Existing BCI-controlled walking robots rely on discrete velocity steps, hindering natural and fluid locomotion control. Method: This study proposes a novel intention-aware paradigm based on dynamic probabilistic world-state modeling, wherein user motor intention is formulated as a continuous, time-varying distribution over physical world states—explicitly incorporating inertial and damping constraints—to enable Bayesian-optimal inference from noisy EEG signals. The approach integrates spatial-spectral-temporal feature discriminant analysis, GAN-driven probabilistic representation learning, and ROS-Gazebo digital twin simulation to build a robust intention decoding model. Contribution/Results: Experimental evaluation demonstrates accurate detection of acceleration/deceleration intentions; in a virtual wheelchair environment, the system successfully replicates human-like self-initiated movement onset and enables smooth, adaptive, continuous-speed regulation—substantially enhancing the naturalness and practical utility of BCI-based control.
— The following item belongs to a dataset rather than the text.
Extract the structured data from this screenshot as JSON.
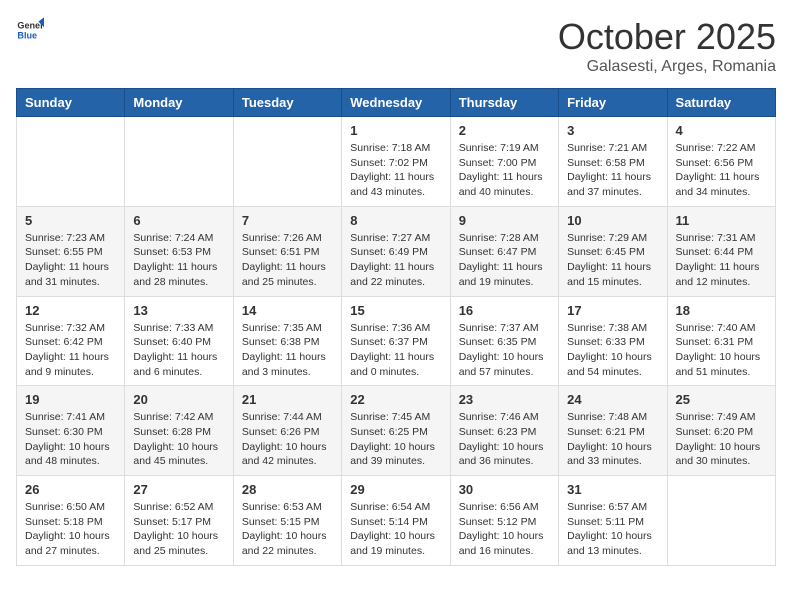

Assistive mobile robots are a transformative technology that helps persons with disabilities regain the ability to move freely. Although autonomous wheelchairs significantly reduce user effort, they still require human input to allow users to maintain control and adapt to changing environments. Brain Computer Interface (BCI) stands out as a highly user-friendly option that does not require physical movement. Current BCI systems can understand whether users want to accelerate or decelerate, but they implement these changes in discrete speed steps rather than allowing for smooth, continuous velocity adjustments. This limitation prevents the systems from mimicking the natural, fluid speed changes seen in human self-paced motion. The authors aim to address this limitation by redesigning the perception-action cycle in a BCI controlled robotic system: improving how the robotic agent interprets the user's motion intentions (world state) and implementing these actions in a way that better reflects natural physical properties of motion, such as inertia and damping. The scope of this paper focuses on the perception aspect. We asked and answered a normative question"what computation should the robotic agent carry out to optimally perceive incomplete or noisy sensory observations?"Empirical EEG data were collected, and probabilistic representation that served as world state distributions were learned and evaluated in a Generative Adversarial Network framework. The ROS framework was established that connected with a Gazebo environment containing a digital twin of an indoor space and a virtual model of a robotic wheelchair. Signal processing and statistical analyses were implemented to identity the most discriminative features in the spatial-spectral-temporal dimensions, which are then used to construct the world model for the robotic agent to interpret user motion intentions as a Bayesian observer.